Still, Baigaziyev is philosophical about his lot and takes the view that “as long as they leave me alone, I won’t bother them.”
There are local farmers who take a less sanguine position, insisting that their crops have suffered as a result of the pollution. Junda, by contrast, has previously insisted that the oil refining has no discernible impact on the soil. The authorities have long been aware of these complaints and have repeatedly carried out inspections, although never to the satisfaction of local residents.
In addition to the whiff of hydrogen sulfides, which carry with them a trademark odor of rotting eggs, residents are also bothered by the smell coming from the sewers.
The water used in the refining process is discharged into the town’s sewer system. But when a member of parliament, Kozhobek Ryspayev, organized a technical audit in 2018, he found that the ratio of oil products in the refinery’s waste water had reached about 5 percent, above the permitted 3 percent level.
Ryspayev’s reaction was a little surprising though.
“The Junda plant has to be allowed to work. Enterprises and investors should be supported.

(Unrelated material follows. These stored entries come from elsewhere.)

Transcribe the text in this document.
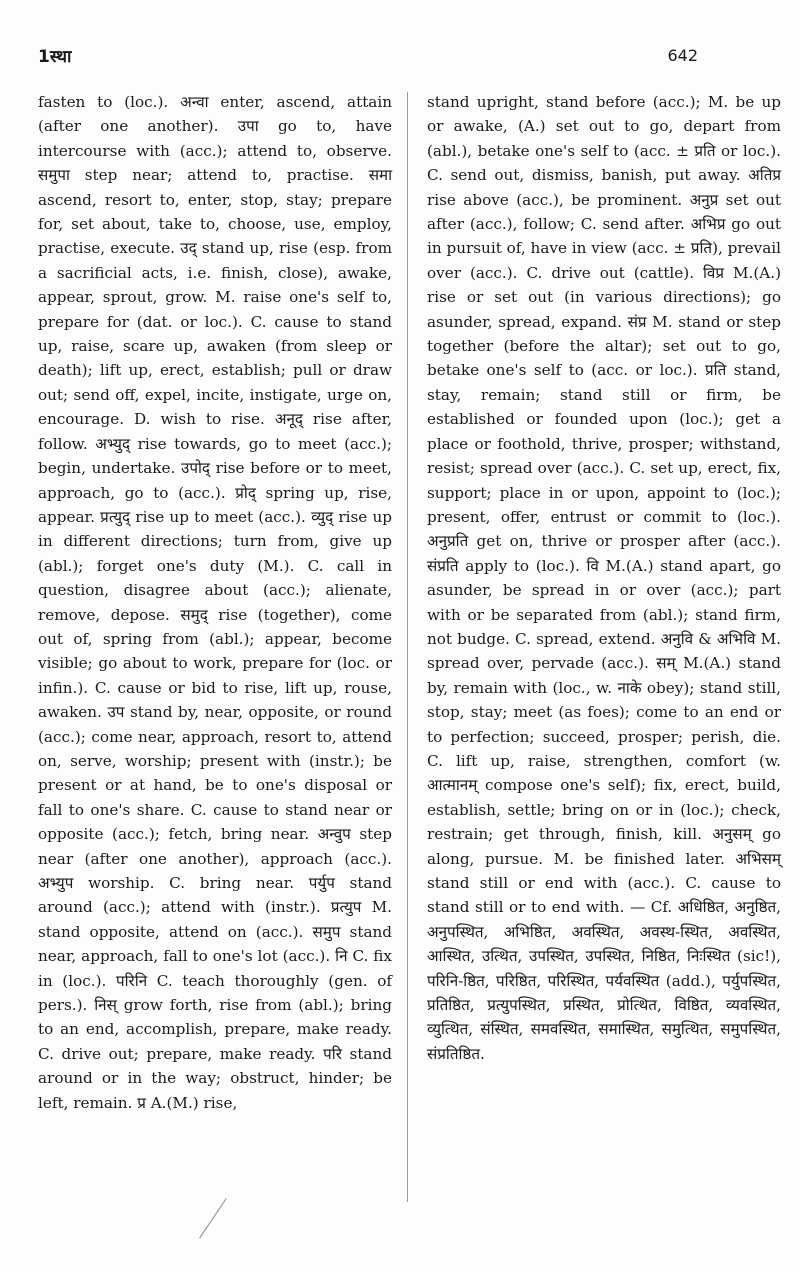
1स्था	642
fasten to (loc.). अन्वा enter, ascend, attain (after one another). उपा go to, have intercourse with (acc.); attend to, observe. समुपा step near; attend to, practise. समा ascend, resort to, enter, stop, stay; prepare for, set about, take to, choose, use, employ, practise, execute. उद् stand up, rise (esp. from a sacrificial acts, i.e. finish, close), awake, appear, sprout, grow. M. raise one's self to, prepare for (dat. or loc.). C. cause to stand up, raise, scare up, awaken (from sleep or death); lift up, erect, establish; pull or draw out; send off, expel, incite, instigate, urge on, encourage. D. wish to rise. अनूद् rise after, follow. अभ्युद् rise towards, go to meet (acc.); begin, undertake. उपोद् rise before or to meet, approach, go to (acc.). प्रोद् spring up, rise, appear. प्रत्युद् rise up to meet (acc.). व्युद् rise up in different directions; turn from, give up (abl.); forget one's duty (M.). C. call in question, disagree about (acc.); alienate, remove, depose. समुद् rise (together), come out of, spring from (abl.); appear, become visible; go about to work, prepare for (loc. or infin.). C. cause or bid to rise, lift up, rouse, awaken. उप stand by, near, opposite, or round (acc.); come near, approach, resort to, attend on, serve, worship; present with (instr.); be present or at hand, be to one's disposal or fall to one's share. C. cause to stand near or opposite (acc.); fetch, bring near. अन्वुप step near (after one another), approach (acc.). अभ्युप worship. C. bring near. पर्युप stand around (acc.); attend with (instr.). प्रत्युप M. stand opposite, attend on (acc.). समुप stand near, approach, fall to one's lot (acc.). नि C. fix in (loc.). परिनि C. teach thoroughly (gen. of pers.). निस् grow forth, rise from (abl.); bring to an end, accomplish, prepare, make ready. C. drive out; prepare, make ready. परि stand around or in the way; obstruct, hinder; be left, remain. प्र A.(M.) rise,
stand upright, stand before (acc.); M. be up or awake, (A.) set out to go, depart from (abl.), betake one's self to (acc. ± प्रति or loc.). C. send out, dismiss, banish, put away. अतिप्र rise above (acc.), be prominent. अनुप्र set out after (acc.), follow; C. send after. अभिप्र go out in pursuit of, have in view (acc. ± प्रति), prevail over (acc.). C. drive out (cattle). विप्र M.(A.) rise or set out (in various directions); go asunder, spread, expand. संप्र M. stand or step together (before the altar); set out to go, betake one's self to (acc. or loc.). प्रति stand, stay, remain; stand still or firm, be established or founded upon (loc.); get a place or foothold, thrive, prosper; withstand, resist; spread over (acc.). C. set up, erect, fix, support; place in or upon, appoint to (loc.); present, offer, entrust or commit to (loc.). अनुप्रति get on, thrive or prosper after (acc.). संप्रति apply to (loc.). वि M.(A.) stand apart, go asunder, be spread in or over (acc.); part with or be separated from (abl.); stand firm, not budge. C. spread, extend. अनुवि & अभिवि M. spread over, pervade (acc.). सम् M.(A.) stand by, remain with (loc., w. नाके obey); stand still, stop, stay; meet (as foes); come to an end or to perfection; succeed, prosper; perish, die. C. lift up, raise, strengthen, comfort (w. आत्मानम् compose one's self); fix, erect, build, establish, settle; bring on or in (loc.); check, restrain; get through, finish, kill. अनुसम् go along, pursue. M. be finished later. अभिसम् stand still or end with (acc.). C. cause to stand still or to end with. — Cf. अधिष्ठित, अनुष्ठित, अनुपस्थित, अभिष्ठित, अवस्थित, अवस्थ-स्थित, अवस्थित, आस्थित, उत्थित, उपस्थित, उपस्थित, निष्ठित, निःस्थित (sic!), परिनि-ष्ठित, परिष्ठित, परिस्थित, पर्यवस्थित (add.), पर्युपस्थित, प्रतिष्ठित, प्रत्युपस्थित, प्रस्थित, प्रोत्थित, विष्ठित, व्यवस्थित, व्युत्थित, संस्थित, समवस्थित, समास्थित, समुत्थित, समुपस्थित, संप्रतिष्ठित.
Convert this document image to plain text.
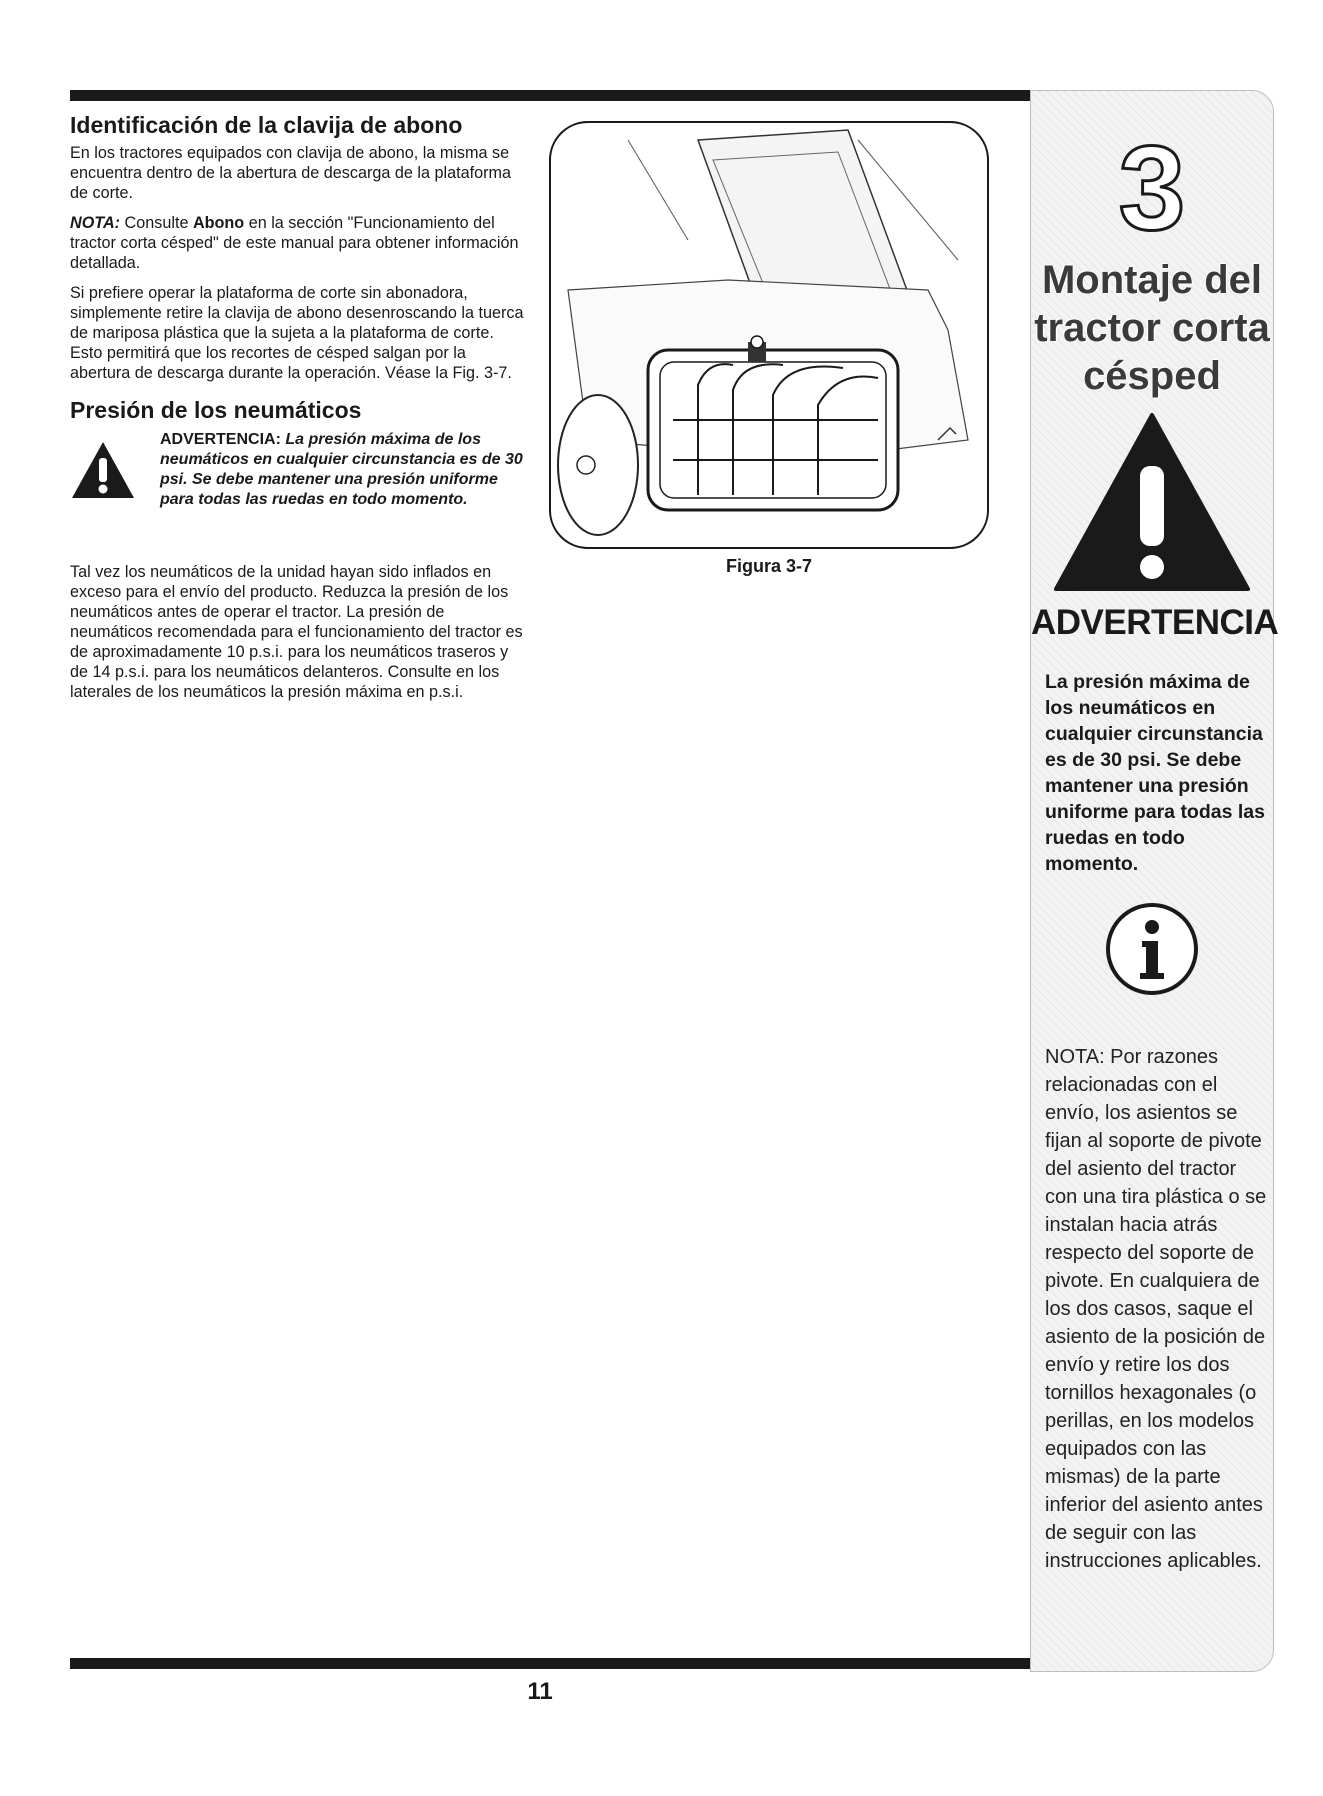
Identificación de la clavija de abono

En los tractores equipados con clavija de abono, la misma se encuentra dentro de la abertura de descarga de la plataforma de corte.

NOTA: Consulte Abono en la sección "Funcionamiento del tractor corta césped" de este manual para obtener información detallada.

Si prefiere operar la plataforma de corte sin abonadora, simplemente retire la clavija de abono desenroscando la tuerca de mariposa plástica que la sujeta a la plataforma de corte. Esto permitirá que los recortes de césped salgan por la abertura de descarga durante la operación. Véase la Fig. 3-7.

Presión de los neumáticos
ADVERTENCIA: La presión máxima de los neumáticos en cualquier circunstancia es de 30 psi. Se debe mantener una presión uniforme para todas las ruedas en todo momento.

Tal vez los neumáticos de la unidad hayan sido inflados en exceso para el envío del producto. Reduzca la presión de los neumáticos antes de operar el tractor. La presión de neumáticos recomendada para el funcionamiento del tractor es de aproximadamente 10 p.s.i. para los neumáticos traseros y de 14 p.s.i. para los neumáticos delanteros. Consulte en los laterales de los neumáticos la presión máxima en p.s.i.

Figura 3-7
3
Montaje del tractor corta césped
ADVERTENCIA
La presión máxima de los neumáticos en cualquier circunstancia es de 30 psi. Se debe mantener una presión uniforme para todas las ruedas en todo momento.
NOTA: Por razones relacionadas con el envío, los asientos se fijan al soporte de pivote del asiento del tractor con una tira plástica o se instalan hacia atrás respecto del soporte de pivote. En cualquiera de los dos casos, saque el asiento de la posición de envío y retire los dos tornillos hexagonales (o perillas, en los modelos equipados con las mismas) de la parte inferior del asiento antes de seguir con las instrucciones aplicables.
11
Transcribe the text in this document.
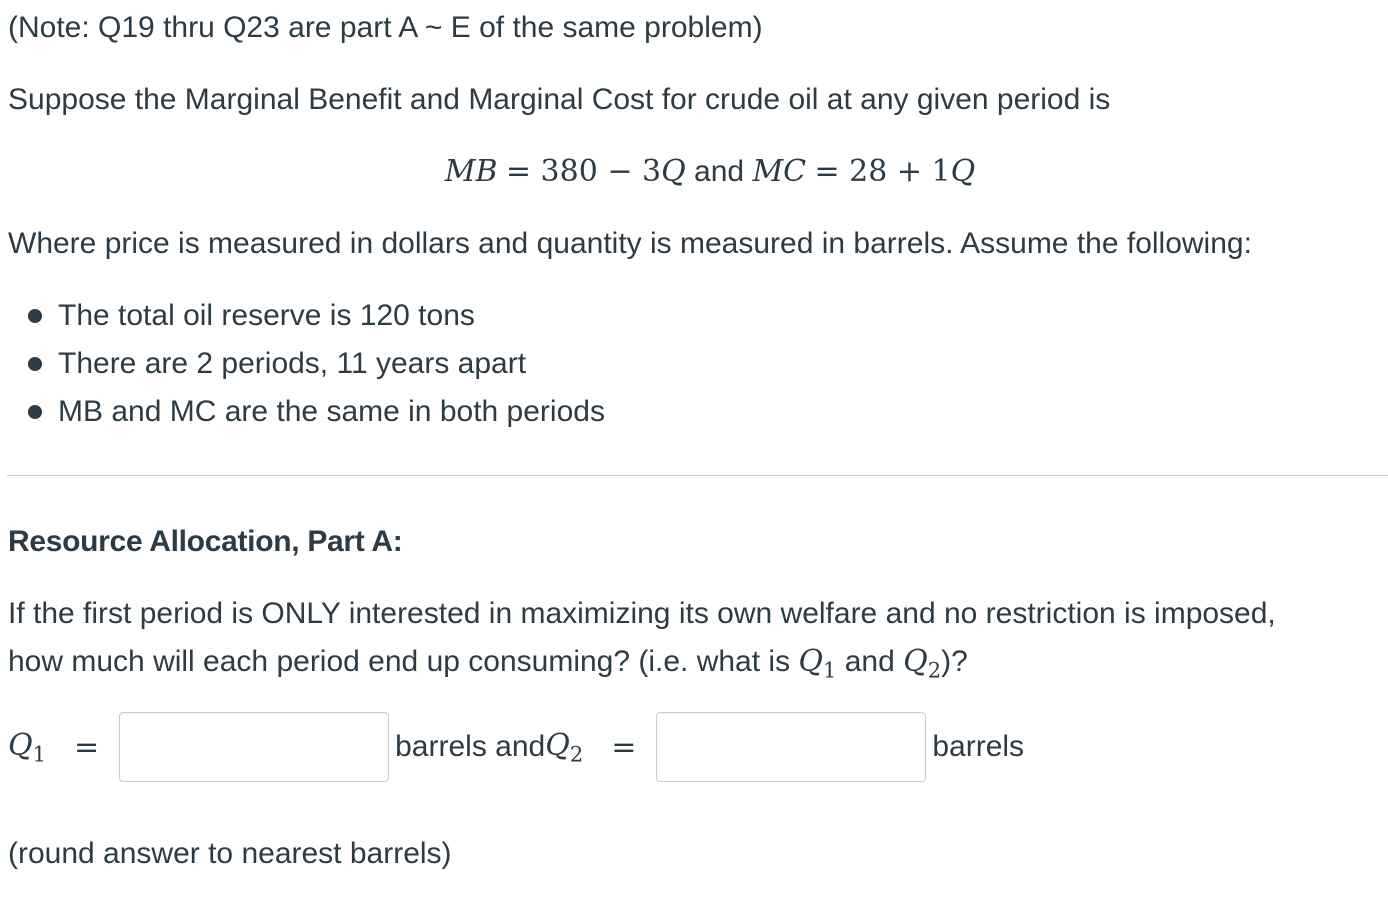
(Note: Q19 thru Q23 are part A ~ E of the same problem)
Suppose the Marginal Benefit and Marginal Cost for crude oil at any given period is
MB = 380 − 3Q and MC = 28 + 1Q
Where price is measured in dollars and quantity is measured in barrels. Assume the following:
The total oil reserve is 120 tons
There are 2 periods, 11 years apart
MB and MC are the same in both periods
Resource Allocation, Part A:
If the first period is ONLY interested in maximizing its own welfare and no restriction is imposed,
how much will each period end up consuming? (i.e. what is $Q_1$ and $Q_2$)?
$Q_1$ =	barrels and $Q_2$ =	barrels
(round answer to nearest barrels)
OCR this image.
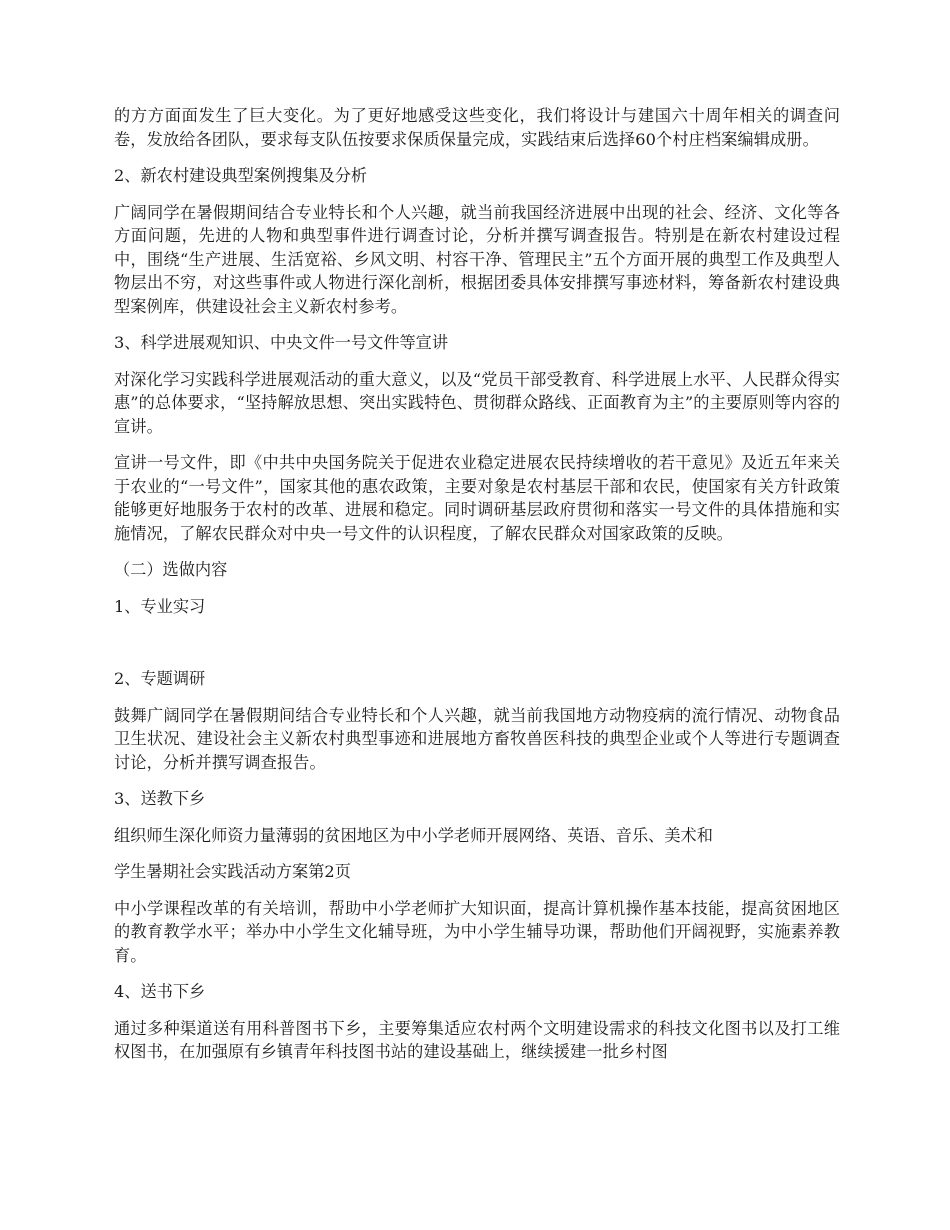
的方方面面发生了巨大变化。为了更好地感受这些变化，我们将设计与建国六十周年相关的调查问卷，发放给各团队，要求每支队伍按要求保质保量完成，实践结束后选择60个村庄档案编辑成册。

2、新农村建设典型案例搜集及分析

广阔同学在暑假期间结合专业特长和个人兴趣，就当前我国经济进展中出现的社会、经济、文化等各方面问题，先进的人物和典型事件进行调查讨论，分析并撰写调查报告。特别是在新农村建设过程中，围绕“生产进展、生活宽裕、乡风文明、村容干净、管理民主”五个方面开展的典型工作及典型人物层出不穷，对这些事件或人物进行深化剖析，根据团委具体安排撰写事迹材料，筹备新农村建设典型案例库，供建设社会主义新农村参考。

3、科学进展观知识、中央文件一号文件等宣讲

对深化学习实践科学进展观活动的重大意义，以及“党员干部受教育、科学进展上水平、人民群众得实惠”的总体要求，“坚持解放思想、突出实践特色、贯彻群众路线、正面教育为主”的主要原则等内容的宣讲。

宣讲一号文件，即《中共中央国务院关于促进农业稳定进展农民持续增收的若干意见》及近五年来关于农业的“一号文件”，国家其他的惠农政策，主要对象是农村基层干部和农民，使国家有关方针政策能够更好地服务于农村的改革、进展和稳定。同时调研基层政府贯彻和落实一号文件的具体措施和实施情况，了解农民群众对中央一号文件的认识程度，了解农民群众对国家政策的反映。

（二）选做内容

1、专业实习

2、专题调研

鼓舞广阔同学在暑假期间结合专业特长和个人兴趣，就当前我国地方动物疫病的流行情况、动物食品卫生状况、建设社会主义新农村典型事迹和进展地方畜牧兽医科技的典型企业或个人等进行专题调查讨论，分析并撰写调查报告。

3、送教下乡

组织师生深化师资力量薄弱的贫困地区为中小学老师开展网络、英语、音乐、美术和

学生暑期社会实践活动方案第2页

中小学课程改革的有关培训，帮助中小学老师扩大知识面，提高计算机操作基本技能，提高贫困地区的教育教学水平；举办中小学生文化辅导班，为中小学生辅导功课，帮助他们开阔视野，实施素养教育。

4、送书下乡

通过多种渠道送有用科普图书下乡，主要筹集适应农村两个文明建设需求的科技文化图书以及打工维权图书，在加强原有乡镇青年科技图书站的建设基础上，继续援建一批乡村图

You cannot torment investors who have built facilities with their own money,” he was reported as saying by RFE/RL’s Kyrgyz service, Radio Azattyk.
That same year, Junda came under fire again for damaging ancient burial mounts said to possibly date back as far as the seventh century BCE. The State Ecological and Technical Inspectorate repeatedly asked the company to fence off the grounds where the mounds lie, but the request has not yet been heeded.
Junda has seen some labor disputes too. In 2018, workers complained that they were not being paid health hazard premiums. One employee, a mechanic called Iskender Mamyrkulov, uploaded a video message appealing to the president for help. After that, he was fired.
Eurasianet tried to get a comment directly from China Petrol Company Junda Limited for issues raised in this article, but it was told by management that it was company policy not to speak to the press.
The head of the Junda trade union, Yerzhan Abdulali uulu, did speak to Eurasianet, however, and denied there had been any significant history of disagreements between management and staff. Other workers contacted by Eurasianet echoed Abdulali uulu’s remarks, although they too refused to expand on their thoughts, even on condition of anonymity.
“There was some dispute earlier with the previous head of the union, but on August 13 last year, we chose a new [union] chairman, and I was picked by a majority,” said Abdulali uulu, who works in the water supply department.
The loyalty to the company may arise in part from the fact that Junda continues, even though operations are on hold, to pay workers their salary.
“At first, there were some financial difficulties at the plant. That was at the end of January. There was a general meeting, and we were told all about it. From February, about 170 people were kept on working, but since March, everybody left the factory,” Abdulali uulu said.
It is not expected the refinery will restart before next year.
“At the moment, work is at a standstill,” Abdulali uulu said. “[All there is to do] is go in sometimes and do some paperwork.”
Ayzirek Imanaliyeva is a journalist based in Bishkek.